The prime minister said he knew critics would accuse him of “lacking compassion”, but he insisted “the exact opposite is true”, adding: “There is nothing compassionate about leaving a generation of young people to sit in the dark before a flickering screen, watching as their dreams slip further from reach every passing day.

“And there is nothing fair about expecting taxpayers to support those who could work but choose not to.

“It doesn’t have to be like this. We can change. We must change.”

But Labour said the “root cause of economic activity” was down to the Tories’ failure on the health service, with record NHS waiting lists hitting people’s ability to get back in the workplace.
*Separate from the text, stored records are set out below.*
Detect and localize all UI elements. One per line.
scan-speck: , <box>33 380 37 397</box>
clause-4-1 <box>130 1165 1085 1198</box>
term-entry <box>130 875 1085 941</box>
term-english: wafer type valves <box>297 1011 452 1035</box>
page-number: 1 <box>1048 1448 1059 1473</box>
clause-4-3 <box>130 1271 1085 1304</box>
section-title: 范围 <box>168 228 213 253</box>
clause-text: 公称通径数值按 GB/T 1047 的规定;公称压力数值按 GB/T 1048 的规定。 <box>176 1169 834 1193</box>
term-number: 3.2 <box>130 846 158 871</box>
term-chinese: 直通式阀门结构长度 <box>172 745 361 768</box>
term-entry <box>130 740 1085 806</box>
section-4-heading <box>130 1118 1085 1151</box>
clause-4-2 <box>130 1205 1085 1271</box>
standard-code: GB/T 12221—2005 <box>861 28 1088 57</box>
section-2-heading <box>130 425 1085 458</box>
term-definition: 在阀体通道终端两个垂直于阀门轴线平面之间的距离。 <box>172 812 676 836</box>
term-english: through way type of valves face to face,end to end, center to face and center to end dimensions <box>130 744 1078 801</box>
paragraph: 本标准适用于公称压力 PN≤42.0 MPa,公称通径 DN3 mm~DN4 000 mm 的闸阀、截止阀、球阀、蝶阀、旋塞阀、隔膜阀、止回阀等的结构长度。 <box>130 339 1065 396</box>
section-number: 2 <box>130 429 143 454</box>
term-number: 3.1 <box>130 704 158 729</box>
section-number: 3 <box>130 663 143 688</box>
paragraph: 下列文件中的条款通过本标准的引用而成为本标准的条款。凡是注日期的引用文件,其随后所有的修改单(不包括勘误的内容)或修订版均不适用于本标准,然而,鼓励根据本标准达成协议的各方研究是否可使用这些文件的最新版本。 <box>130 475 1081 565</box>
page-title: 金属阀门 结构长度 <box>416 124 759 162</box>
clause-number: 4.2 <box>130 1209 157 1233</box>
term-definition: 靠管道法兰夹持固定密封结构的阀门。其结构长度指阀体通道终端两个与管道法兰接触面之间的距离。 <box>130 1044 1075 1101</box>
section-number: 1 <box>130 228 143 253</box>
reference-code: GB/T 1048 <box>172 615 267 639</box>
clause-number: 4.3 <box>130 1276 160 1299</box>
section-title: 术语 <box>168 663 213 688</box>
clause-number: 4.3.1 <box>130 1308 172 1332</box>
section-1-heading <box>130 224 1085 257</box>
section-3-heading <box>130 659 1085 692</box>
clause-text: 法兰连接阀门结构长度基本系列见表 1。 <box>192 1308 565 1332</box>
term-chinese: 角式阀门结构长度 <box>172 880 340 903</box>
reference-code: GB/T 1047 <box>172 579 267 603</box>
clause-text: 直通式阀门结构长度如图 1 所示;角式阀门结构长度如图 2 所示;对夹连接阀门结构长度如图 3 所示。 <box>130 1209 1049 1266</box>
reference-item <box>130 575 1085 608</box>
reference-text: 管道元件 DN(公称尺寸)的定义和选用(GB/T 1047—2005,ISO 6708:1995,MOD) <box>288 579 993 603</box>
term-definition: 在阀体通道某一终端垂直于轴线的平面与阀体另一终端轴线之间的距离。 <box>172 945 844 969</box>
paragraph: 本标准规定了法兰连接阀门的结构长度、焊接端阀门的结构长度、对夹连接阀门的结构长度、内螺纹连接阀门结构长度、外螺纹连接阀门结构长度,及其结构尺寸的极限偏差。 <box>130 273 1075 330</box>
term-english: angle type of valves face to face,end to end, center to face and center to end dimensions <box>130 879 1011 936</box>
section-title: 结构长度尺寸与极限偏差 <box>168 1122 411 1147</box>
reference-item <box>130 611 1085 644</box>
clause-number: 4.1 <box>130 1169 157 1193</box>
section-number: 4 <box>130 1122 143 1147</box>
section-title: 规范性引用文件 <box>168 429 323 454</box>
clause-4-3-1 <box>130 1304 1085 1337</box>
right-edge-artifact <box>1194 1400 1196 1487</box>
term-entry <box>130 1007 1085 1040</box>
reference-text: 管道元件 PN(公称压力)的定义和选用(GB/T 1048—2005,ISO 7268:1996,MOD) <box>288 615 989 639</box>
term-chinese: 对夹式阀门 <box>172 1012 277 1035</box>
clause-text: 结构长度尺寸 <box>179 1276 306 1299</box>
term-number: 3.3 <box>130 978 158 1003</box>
Acting shadow work and pensions secretary Alison McGovern said: “After 14 years of Tory misery, Rishi Sunak has set out his failed government’s appalling record for Britain: a record number of people locked out of work due to long-term sickness and an unsustainable spiralling benefits bill.

“Rather than a proper plan to get Britain working, all we heard today were sweeping questions and reheated proposals without any concrete answers.”

Liberal Democrat leader Sir Ed Davey called it “a desperate speech from a prime minister mired in sleaze and scandal”, adding: “Rishi Sunak is attempting to blame the British people for his own government’s failures on the economy and the NHS and it simply won’t wash.”

Meanwhile, disability charity Scope said the measures were a “full-on assault on disabled people”, adding they were “dangerous and risk leaving disabled people destitute”.

James Taylor, director of strategy at the charity, said calls were already “pouring in” to their helpline with people concerned about the impact on them, adding: “Sanctions and ending claims will only heap more misery on people at the sharp end of our cost of living crisis.”